Bob Fitzpatrick was appointed ASAC (Assistant Special Agent in Charge) of the Boston office of the FBI in late 1980 with a clear mandate:  “Kick ass and take names,” according to his superior Roy McKinnon in Washington.  And the ass he really needed to kick was that of an Irish gangster named Whitey Bulger.  But what Fitzpatrick, one of the most celebrated agents of his time, didn’t know, couldn’t know, was that the adversary he was about to confront was fast becoming the most notorious gangster in all the annuls of American crime history.  Bigger than Al Capone, bigger than any of the infamous heads of the Five Families in New York, bigger than John Gotti and every other name of criminal legend.  Why?

 

Because only Bulger had the FBI and the Justice Department acting as willing accomplices in his murderous rise to the pinnacle of the criminal underworld.

Sound crazy?  Maybe so, but it happened, the how and the why detailed in BETRAYAL (Forge, January 3), the book I co-authored with Bob Fitzpatrick chronicling his time in Boston and the frustration he faced in trying to end the madness once and for all.  The Irish Whitey Bulger, you see, was then on the books as a Top Echelon (TE) informant, vital in the Bureau’s mind to supplying crucial evidence against the Italian mafia until Fitzpatrick ascertained that Bulger was providing no evidence of the kind whatsoever, never mind anything of note. Yet instead of taking Fitzpatrick’s advice and targeting Bulger, the FBI did nothing.  The Justice Department through Jeremiah O’Sullivan, head of the Organized Crime Strike Force for New England, did nothing.  No less than William Weld, then the U.S. Attorney for Massachusetts and future governor of the State, did nothing.  Fitzpatrick warned officials at the very highest levels of the FBI in Washington about what was happening.  They, too, did nothing.
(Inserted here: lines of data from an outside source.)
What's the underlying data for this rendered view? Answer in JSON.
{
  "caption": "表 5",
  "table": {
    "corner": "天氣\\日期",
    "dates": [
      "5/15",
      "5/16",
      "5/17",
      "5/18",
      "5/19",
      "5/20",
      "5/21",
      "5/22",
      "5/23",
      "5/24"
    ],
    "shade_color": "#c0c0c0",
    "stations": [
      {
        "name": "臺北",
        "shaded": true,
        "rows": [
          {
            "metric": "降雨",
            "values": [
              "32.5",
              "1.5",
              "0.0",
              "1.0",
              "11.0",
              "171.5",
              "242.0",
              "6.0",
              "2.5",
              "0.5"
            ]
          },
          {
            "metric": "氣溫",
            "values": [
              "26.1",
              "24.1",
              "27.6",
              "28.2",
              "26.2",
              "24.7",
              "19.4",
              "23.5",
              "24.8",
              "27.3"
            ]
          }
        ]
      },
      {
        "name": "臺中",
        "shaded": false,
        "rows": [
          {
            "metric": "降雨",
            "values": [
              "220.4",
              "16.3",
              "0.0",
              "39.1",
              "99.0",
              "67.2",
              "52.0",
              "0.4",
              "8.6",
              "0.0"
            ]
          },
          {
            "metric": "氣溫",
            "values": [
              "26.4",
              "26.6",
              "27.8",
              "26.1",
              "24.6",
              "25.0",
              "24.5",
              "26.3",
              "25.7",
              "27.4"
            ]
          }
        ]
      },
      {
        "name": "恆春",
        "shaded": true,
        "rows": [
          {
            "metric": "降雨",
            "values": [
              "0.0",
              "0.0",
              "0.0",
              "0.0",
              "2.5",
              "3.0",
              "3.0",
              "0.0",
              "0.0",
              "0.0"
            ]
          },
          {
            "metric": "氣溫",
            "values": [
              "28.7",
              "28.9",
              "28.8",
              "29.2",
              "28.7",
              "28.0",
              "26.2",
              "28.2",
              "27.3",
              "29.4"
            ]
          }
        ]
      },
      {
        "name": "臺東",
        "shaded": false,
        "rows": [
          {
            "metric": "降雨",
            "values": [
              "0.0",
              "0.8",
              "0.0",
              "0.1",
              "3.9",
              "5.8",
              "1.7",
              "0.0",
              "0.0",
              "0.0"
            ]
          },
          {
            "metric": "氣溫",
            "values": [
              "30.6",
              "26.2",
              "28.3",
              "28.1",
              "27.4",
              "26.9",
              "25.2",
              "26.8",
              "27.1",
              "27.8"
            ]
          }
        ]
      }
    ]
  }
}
Even when no less than three informants capable of proving everything he said was true were murdered thanks directly to sources inside the Boston FBI office who leaked the names of those informants to Bulger, assuring their deaths thanks to a vicious culture of corruption.

Meanwhile, Bulger consolidated the power the FBI had enabled him to seize in the first place.  His equally notorious contemporaries and predecessors never had the government’s help, never had the FBI and Justice Department riding shotgun over their murderous exploits.  Elliot Ness put Al Capone away on tax invasion.  Melvin Purvis gunned down John Dillinger.  John Gotti, the so-called “Teflon Don,” died in prison.  Whitey Bulger, on the other hand, went on to allegedly murder more than a dozen people under the watchful eye of the FBI after Bob Fitzpatrick recommended he be arrested once and for all after their single fateful interview in March of 1981.  No other gangster, no other underworld figure, can make that claim.  No other gangster or underworld figure had their brutal efforts aided and abetted by the very officials charged with protecting the rest of us from their actions.

 

Whitey Bulger

 

Sound crazy?  As a fiction writer, of thrillers specifically, no one would believe this were possible or credible had I made it up.  Bob Fitzpatrick wasn’t just any agent either.  Before coming to Boston, his major case experience included playing a key role in the takedown of Sam Bowers in the famed Mississippi Burning case, leading the investigation into the Martin Luther King assassination, and running ABSCAM in Miami.  The Bureau had the right man for the job all right; they just wouldn’t let him finish it.